Um dos nomes mais fortes do terceiro setor brasileiro na área da educação, a presidente-executiva do Movimento Todos pela Educação, Priscila Cruz, defendeu o adiamento do Exame Nacional de Ensino Médio (Enem) para janeiro ou fevereiro de 2021. Em entrevista na manhã desta quarta-feira (13) ao Gaúcha Atualidade, da Rádio Gaúcha, ela afirmou que "todos os países do mundo" estão adiando a prova e que manter o calendário contribui para o cenário de desigualdade social no Brasil, mas que pode ser uma estratégia do governo para que os jovens pressionem pelo retorno às aulas.
Na terça-feira (12), a Gaúcha entrevistou o presidente do Instituto Nacional de Estudos e Pesquisas Educacionais Anísio Teixeira (Inep), Camillo Mussi, responsável pela prova, que defendeu manter a aplicação dentro do cronograma pré-estabelecido, entre 1º e 8 de novembro. Na semana passada, o ministro da Educação, Abraham Weintraub, sugeriu que grupos de esquerda fazem pressão pelo adiamento e afirmou que o exame não foi feito para corrigir injustiças.
O argumento de Priscila, mestre em Administração Pública pela Universidade de Harvard, ecoa a avaliação de pesquisadores da área da educação, de secretários estaduais de educação do Brasil e do Tribunal de Contas da União (TCU), segundo os quais adiar a prova impediria uma maior desigualdade de acesso à universidade em um cenário no qual alunos mais pobres têm menos recursos para estudar em casa.
— Temos um sistema extremamente desigual entre regiões, entre pobres e ricos, e entre as escolas públicas e privadas. Todos os países estão mexendo em seus calendários. Não dá pra tratar com normalidade uma situação excepcional que vai gerar mais desigualdade. O Enem, ao contrário do que o ministro já se pronunciou, tem como função corrigir desigualdade, sim. É um objetivo da política educacional e do Enem. Mais de 30% dos jovens brasileiros não têm internet em casa. Todo mundo tem celular, mas é com pacote de dados minúsculo e pré-pago, não dá para ter aula ali. As falas públicas são absurdas em defender que há igualdade de condições, isso não existe — afirmou.
Priscila destacou que os 27 secretários estaduais de Educação de todo o Brasil, responsáveis por estudantes de Ensino Médio, já pediram duas vezes que o governo federal adie as provas. O TCU pediu o mesmo.
Questionada sobre os motivos de o MEC não adiar o calendário da prova, a presidente-executiva do Todos pela Educação afirmou que a pasta tem “a gestão educacional mais fechada a qualquer tipo de troca com especialistas” e que, se Weintraub tomasse decisões técnicas, “ouviria os próprios secretários que fizeram duas vezes o pedido de adiar o Enem”. Ela ainda afirmou que prejudicar a educação “é uma morte lenta”.

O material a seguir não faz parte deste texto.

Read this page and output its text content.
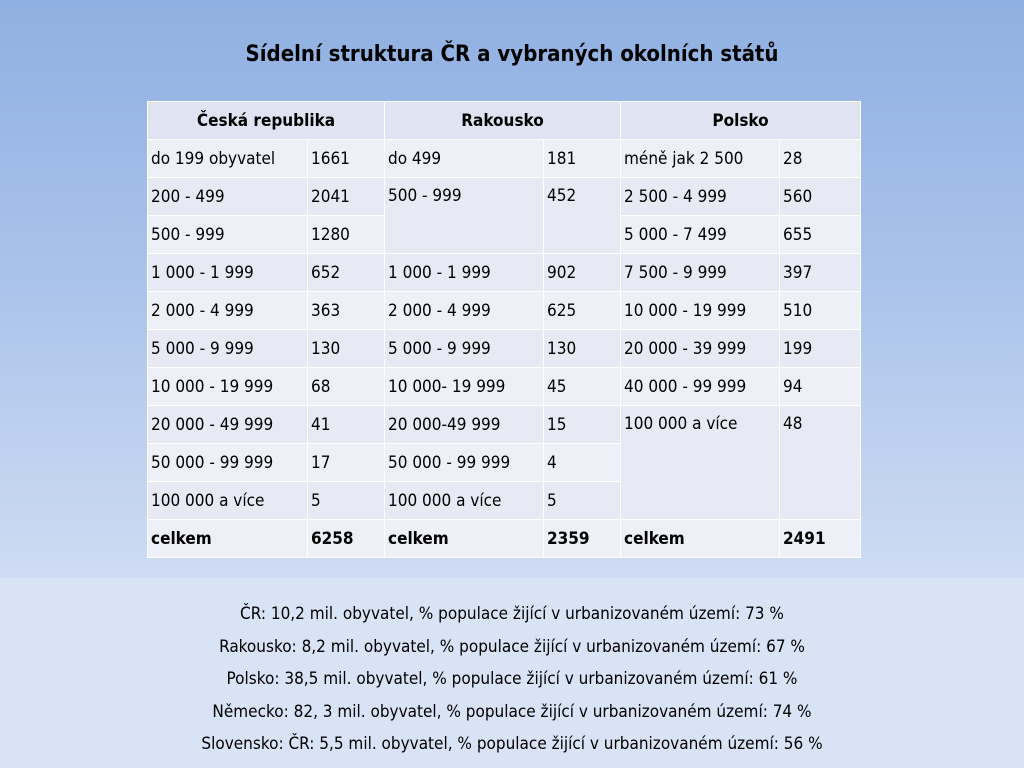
Sídelní struktura ČR a vybraných okolních států
Česká republika		Rakousko		Polsko	
do 199 obyvatel	1661	do 499	181	méně jak 2 500	28
200 - 499	2041	500 - 999	452	2 500 - 4 999	560
500 - 999	1280			5 000 - 7 499	655
1 000 - 1 999	652	1 000 - 1 999	902	7 500 - 9 999	397
2 000 - 4 999	363	2 000 - 4 999	625	10 000 - 19 999	510
5 000 - 9 999	130	5 000 - 9 999	130	20 000 - 39 999	199
10 000 - 19 999	68	10 000- 19 999	45	40 000 - 99 999	94
20 000 - 49 999	41	20 000-49 999	15	100 000 a více	48
50 000 - 99 999	17	50 000 - 99 999	4		
100 000 a více	5	100 000 a více	5		
celkem	6258	celkem	2359	celkem	2491
ČR: 10,2 mil. obyvatel, % populace žijící v urbanizovaném území: 73 %
Rakousko: 8,2 mil. obyvatel, % populace žijící v urbanizovaném území: 67 %
Polsko: 38,5 mil. obyvatel, % populace žijící v urbanizovaném území: 61 %
Německo: 82, 3 mil. obyvatel, % populace žijící v urbanizovaném území: 74 %
Slovensko: ČR: 5,5 mil. obyvatel, % populace žijící v urbanizovaném území: 56 %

— A informação que temos é de que o presidente do Inep, por duas vezes, fez reunião com o ministro (Weintraub) para convencê-lo a adiar o calendário, mas o ministro foi intransigente. A segunda informação é de que há pressão dentro do governo federal de submissão completa dos ministros ao presidente. Claro que eles têm que seguir orientação do presidente, mas essa pressão vai no sentido também de criar um direcionamento para o afrouxamento do isolamento. Quando o ministro diz que vai manter o calendário, há um certo negacionismo sobre a gravidade da pandemia e uma pressão para governadores abrirem escolas. A tese é de que, se mantiver o calendário do Enem, os jovens vão pressionar pela aberturas das escolas. É um embate que estão criando.
A principal novidade para o Exame deste ano é a aplicação de 100 mil provas digitais. O presidente frisou que a realização da prova não será em casa e, sim, em instituições cadastradas e credenciadas pelo Inep.
A prova será respondida pelo computador, mas redação ainda será entregue impressa, pelo menos neste ano. A ideia é gradativamente tornar a realização do exame digital para 100% dos participantes em 2026.
No Rio Grande do Sul, as vagas para a versão digital estão esgotadas em Porto Alegre e Santa Maria. Candidatos de Caxias do Sul, Bento Gonçalves, Pelotas e Santa Cruz do Sul ainda podem se inscrever na modalidade.
Questionada se o governo do Rio Grande do Sul está certo em retomar as aulas antes na rede privada, Priscila ainda afirmou que não conhece estudos que sustentem a iniciativa e que, a princípio, a decisão também contribuiria para favorecer alunos de escolas particulares.
O impacto da desigualdade de acesso foi noticiado por GaúchaZH no ano passado: análise estatística do desempenho dos 3,89 milhões de brasileiros que realizaram o Enem em 2018 mostrou que 90% da nota é influenciada por fatores econômicos e culturais e que raça e gênero são determinantes para a nota.